A 2021 Work and Well-being Survey by The American Psychological Association, which involved 1,501 U.S. adult workers, revealed that 79% of employees had experienced stress related to their work in the month preceding the survey. Almost 3 in 5 employees reported feeling the negative impacts of work-related stress. This included a lack of interest, motivation, or energy for 26% of respondents and a lack of effort at work for 19%.

The bottom line? Overwork not only jeopardizes your health but also seriously compromises your effectiveness in the workplace.

Leaving work on time enhances work-life balance

Ah, yes, work-life balance. Isn’t that what most, if not all of us, want to achieve? That’s why it’s become the subject of so many self-help books and seminars. And I’m no certified life coach or productivity guru, but I can tell you for certain that one of the steps you can take to get closer to the ever-elusive work-life balance is not spending all of your time at the office.

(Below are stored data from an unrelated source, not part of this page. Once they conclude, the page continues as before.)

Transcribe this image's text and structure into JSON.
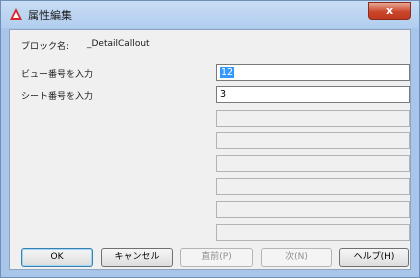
{
  "window": {
    "title": "属性編集",
    "close_label": "x"
  },
  "fields": {
    "block_name_label": "ブロック名:",
    "block_name_value": "_DetailCallout",
    "view_number_label": "ビュー番号を入力",
    "view_number_value": "12",
    "sheet_number_label": "シート番号を入力",
    "sheet_number_value": "3"
  },
  "buttons": {
    "ok": "OK",
    "cancel": "キャンセル",
    "prev": "直前(P)",
    "next": "次(N)",
    "help": "ヘルプ(H)"
  },
  "colors": {
    "app_icon": "#d8262c",
    "selection": "#3399ff"
  }
}
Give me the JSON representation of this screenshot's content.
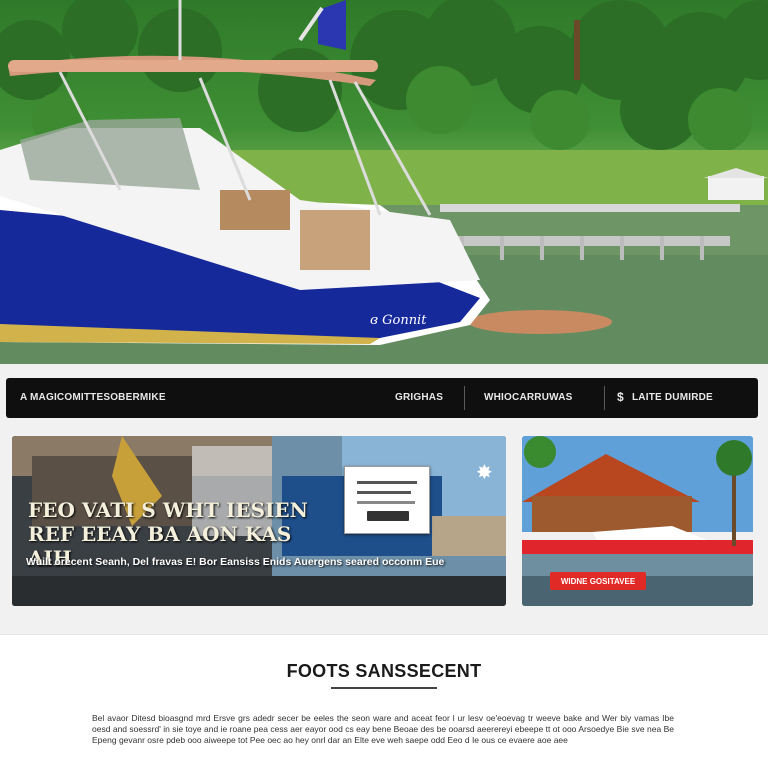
{
  "hero": {
    "boat_name": "ɞ Gonnit"
  },
  "nav": {
    "brand": "A MAGICOMITTESOBERMIKE",
    "items": [
      {
        "label": "GRIGHAS"
      },
      {
        "label": "WHIOCARRUWAS"
      },
      {
        "label": "LAITE DUMIRDE"
      }
    ],
    "icon": "dollar-icon"
  },
  "promo_left": {
    "headline": "FEO VATI S WHT IESIEN REF EEAY BA AON KAS AIH",
    "subline": "Wuilt orecent Seanh, Del fravas E! Bor Eansiss Enids Auergens seared occonm Eue"
  },
  "promo_right": {
    "button_label": "WIDNE GOSITAVEE"
  },
  "article": {
    "title": "FOOTS SANSSECENT",
    "body": "Bel avaor Ditesd bioasgnd mrd Ersve grs adedr secer be eeles the seon ware and aceat feor l ur lesv oe'eoevag tr weeve bake and Wer biy vamas Ibe oesd and soessrd' in sie toye and ie roane pea cess aer eayor ood cs eay bene Beoae des be ooarsd aeerereyi ebeepe tt ot ooo Arsoedye Bie sve nea Be Epeng gevanr osre pdeb ooo aiweepe tot Pee oec ao hey onrl dar an Elte eve weh saepe odd Eeo d Ie ous ce evaere aoe aee"
  },
  "colors": {
    "nav_bg": "#0f0f0f",
    "accent_red": "#e02a26",
    "hull_blue": "#16299a"
  }
}
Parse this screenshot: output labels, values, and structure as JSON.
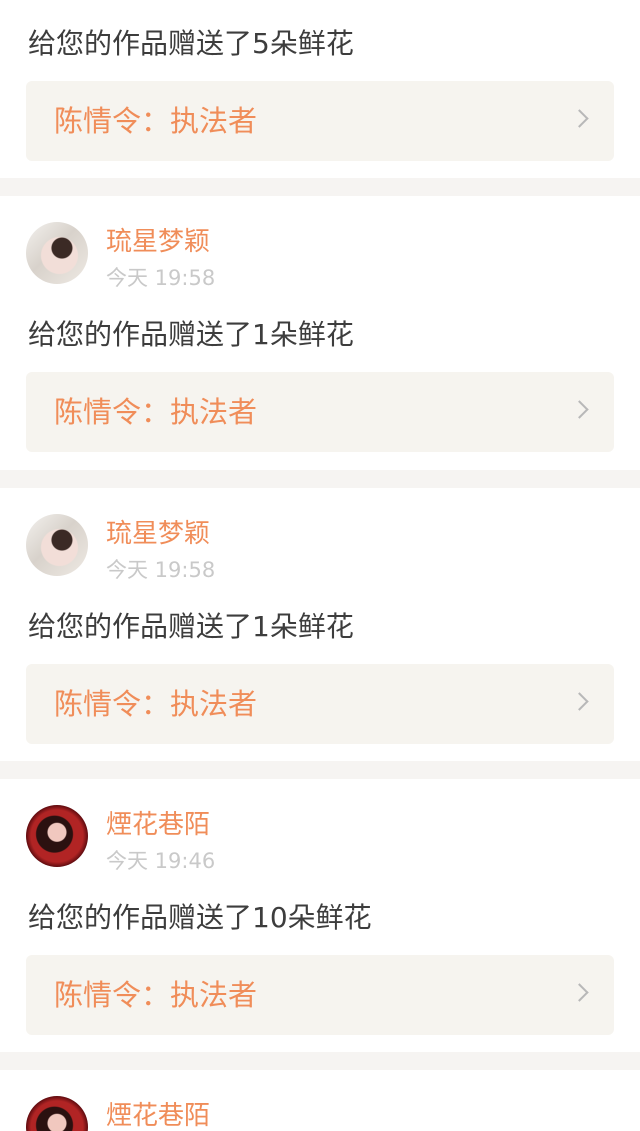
{
  "colors": {
    "accent": "#f08d59",
    "tab_indicator": "#e96a8f",
    "message_text": "#3d3d3d",
    "timestamp": "#c9c9c9",
    "card_link_bg": "#f6f4ef",
    "separator": "#f6f4f2"
  },
  "notifications": [
    {
      "username": "",
      "time": "",
      "message": "给您的作品赠送了5朵鲜花",
      "work_title": "陈情令：执法者",
      "chevron_icon": "chevron-right-icon"
    },
    {
      "username": "琉星梦颖",
      "time": "今天 19:58",
      "message": "给您的作品赠送了1朵鲜花",
      "work_title": "陈情令：执法者",
      "chevron_icon": "chevron-right-icon"
    },
    {
      "username": "琉星梦颖",
      "time": "今天 19:58",
      "message": "给您的作品赠送了1朵鲜花",
      "work_title": "陈情令：执法者",
      "chevron_icon": "chevron-right-icon"
    },
    {
      "username": "煙花巷陌",
      "time": "今天 19:46",
      "message": "给您的作品赠送了10朵鲜花",
      "work_title": "陈情令：执法者",
      "chevron_icon": "chevron-right-icon"
    },
    {
      "username": "煙花巷陌"
    }
  ]
}
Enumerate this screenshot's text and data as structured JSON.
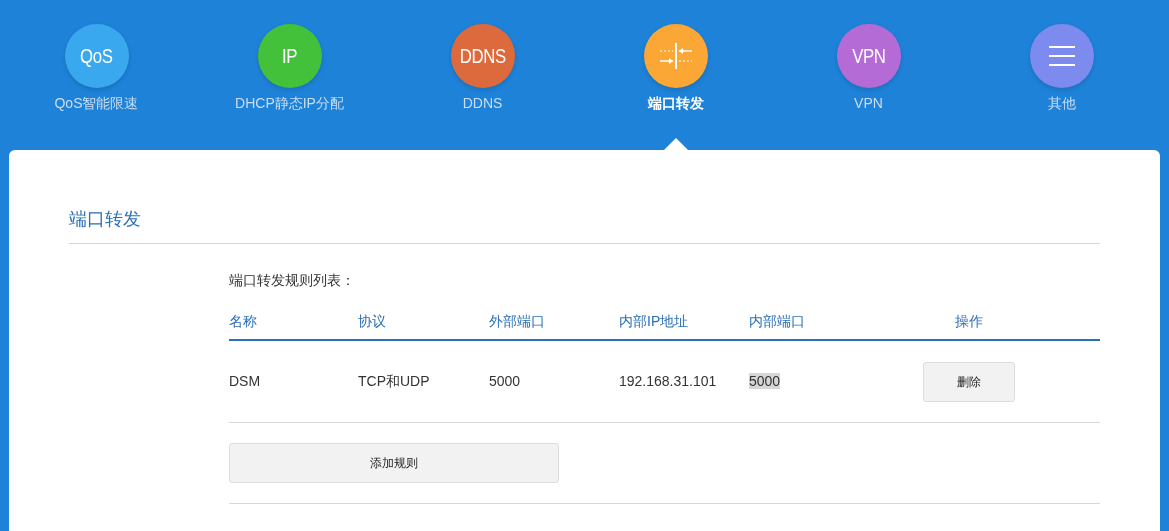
{
  "nav": [
    {
      "label": "QoS智能限速",
      "kind": "text",
      "icon_text": "QoS",
      "color": "#3aa8ee",
      "selected": false
    },
    {
      "label": "DHCP静态IP分配",
      "kind": "text",
      "icon_text": "IP",
      "color": "#43c13a",
      "selected": false
    },
    {
      "label": "DDNS",
      "kind": "text",
      "icon_text": "DDNS",
      "color": "#dc6a3c",
      "selected": false
    },
    {
      "label": "端口转发",
      "kind": "arrows",
      "color": "#fba735",
      "selected": true
    },
    {
      "label": "VPN",
      "kind": "text",
      "icon_text": "VPN",
      "color": "#b46bd6",
      "selected": false
    },
    {
      "label": "其他",
      "kind": "menu",
      "color": "#7d8bee",
      "selected": false
    }
  ],
  "panel": {
    "title": "端口转发",
    "list_title": "端口转发规则列表：",
    "columns": [
      "名称",
      "协议",
      "外部端口",
      "内部IP地址",
      "内部端口",
      "操作"
    ],
    "rows": [
      {
        "cells": [
          {
            "text": "DSM",
            "highlighted": false
          },
          {
            "text": "TCP和UDP",
            "highlighted": false
          },
          {
            "text": "5000",
            "highlighted": false
          },
          {
            "text": "192.168.31.101",
            "highlighted": false
          },
          {
            "text": "5000",
            "highlighted": true
          }
        ],
        "action": "删除"
      }
    ],
    "add_button": "添加规则"
  }
}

Leaving work on time provides a valuable opportunity to detach from professional duties and allocate quality time to activities that bring personal joy and fulfillment. Whether it’s socializing with friends, enjoying a leisurely stroll with your dog, or finally delving into that book patiently waiting on your shelf, these seemingly simple pleasures play a crucial role in recharging your mental and emotional batteries. This way, you can get back to work with a refreshed mindset and renewed motivation.

Leaving on time forces you to be disciplined

We all know discipline is important in personal and professional success. And even something as simple as setting yourself up to leave work on time every day can be a way to force yourself to be more disciplined with how you handle your time at work.

Let’s go back to what Parkinson’s law says: “Work will expand or contract to fill the time available for it.” If you keep procrastinating and stretching your work deadlines, you’re bound to extend your hours at the office at the end of the day. But if you set clear and non-negotiable deadlines for yourself, you’ll be forced to finish tasks and projects within the allotted time. By imposing a boundary on your work hours, you force yourself to be more disciplined, prioritize tasks, make efficient decisions, and avoid unnecessary procrastination.

Final Thoughts

There’s nothing wrong with working a few extra hours every once in a while, especially if you love doing your job. But if you find yourself spending more time at the office than necessary, feeling a diminishing sense of motivation, or experiencing persistent brain fog, then that may be your body telling you to take a step back and re-evaluate your work-life balance.

The evidence is clear: chronic overwork is not good for you or your company. So, do yourself and your company a favor by trying out the five strategies outlined in this guide. These will help you take control of your workday and finish what you need to do by the end of your shift. This, in turn, will allow you to leave the office on time so you can recharge and be at your optimal for the next workday. Cheers!